There were times when I’d look at the past tweets of these angry men and women out of curiosity. I did this to confirm my suspicions of them projecting; when someone displaces their innermost thoughts or feelings onto another. Instead of recognizing their own negative traits or unwanted emotions, they see it in other people. It didn’t take long for me to find these miserable people’s previous posts about their divorce, breakup, or loneliness. Ah, there it is, I would think to myself. So what does this say about the individuals – particularly in the red pill movement – who constantly bring other people down? 

Allow me to give you an example. "Right-wing" commentator Pearl Davis is known for her strong, divisive stances on the gender discourse. She's made it her mission to demean women, and her advice to men is incredibly reckless. Pearl believes women shouldn't have the right to vote, criticizes their looks, tells men to get vasectomies, appears to normalize infidelity, and has claimed that "16 year old chicks are hotter than 26 year old chicks."

Her constant need to shame women has others suspecting that her actions stem from insecurity and that her hateful words toward other females mirror how she feels about herself. Recently, an hour and 30-minute long exposé on Pearl was uploaded by YouTuber J. Aubrey. Around the 27:39 mark, there's a video of Pearl talking about why she listens to the manosphere content, and her answer is pretty much what people have suspected about her all along. "I have one answer for you. Low self-esteem," she says. "From a young age, I haven't thought highly of myself. I never thought that I deserved a lot, to be honest. I never thought of myself as a queen. And I never thought of myself super highly."

Pearl continues, "From a young age, I was what you call 'humbled,' okay? Most of my friends were generally more attractive than me. I was never the hot friend. Most guys, even the average guys, they would ask me about my friend first. And if that didn't work out then they would come crawling to me. So, yeah, I would say low self-esteem."

Like other men who frequent the manosphere echo chamber on social media, Pearl listens to "alpha male" content because she lacks confidence. When you're constantly being rejected or can't find love, you begin to doubt your own worth and attractiveness. You start to wonder if there's something wrong with you. For a lot of people, this negative outlook develops into bitterness. Suddenly, it becomes easier to blame other people for their lack of success. Holding someone else accountable for their failures becomes the ultimate defense mechanism, it protects their ego. No one wants to admit that they're the problem. It's too painful.

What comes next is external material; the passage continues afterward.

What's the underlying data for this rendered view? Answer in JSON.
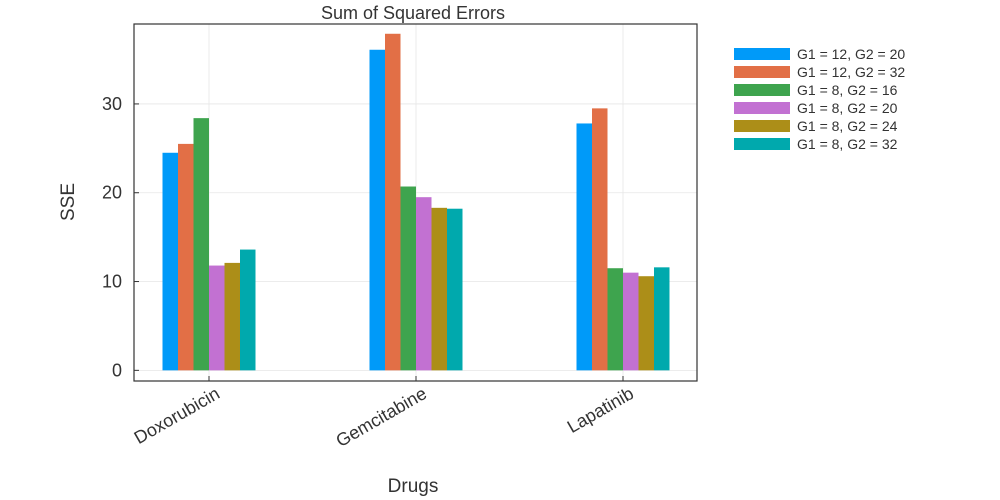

So maybe Pearl's negative feelings towards women are a reflection of her own self-image, and the same likely goes for her followers and close friends.

People may think I'm being harsh with this article. But since some red pill individuals like to tweet about being attracted to minors and perpetuate harmful narratives, I don't feel bad about calling their behavior out. Of course, not everyone in their community is toxic, I'm merely talking about the ones who have gone off the deep end.

These niche online communities offer a sense of refuge and belonging for individuals who constantly experience rejection or loneliness offline. The manosphere community has taken on a resemblance to the leftist groups they always critique. Instead of bettering themselves, they have embraced the victim mindset. This conformity, coupled with the illusion of belonging, has taken precedence over rational and critical thinking. Perhaps it's time for the red pill people to swallow a dose of self-awareness instead.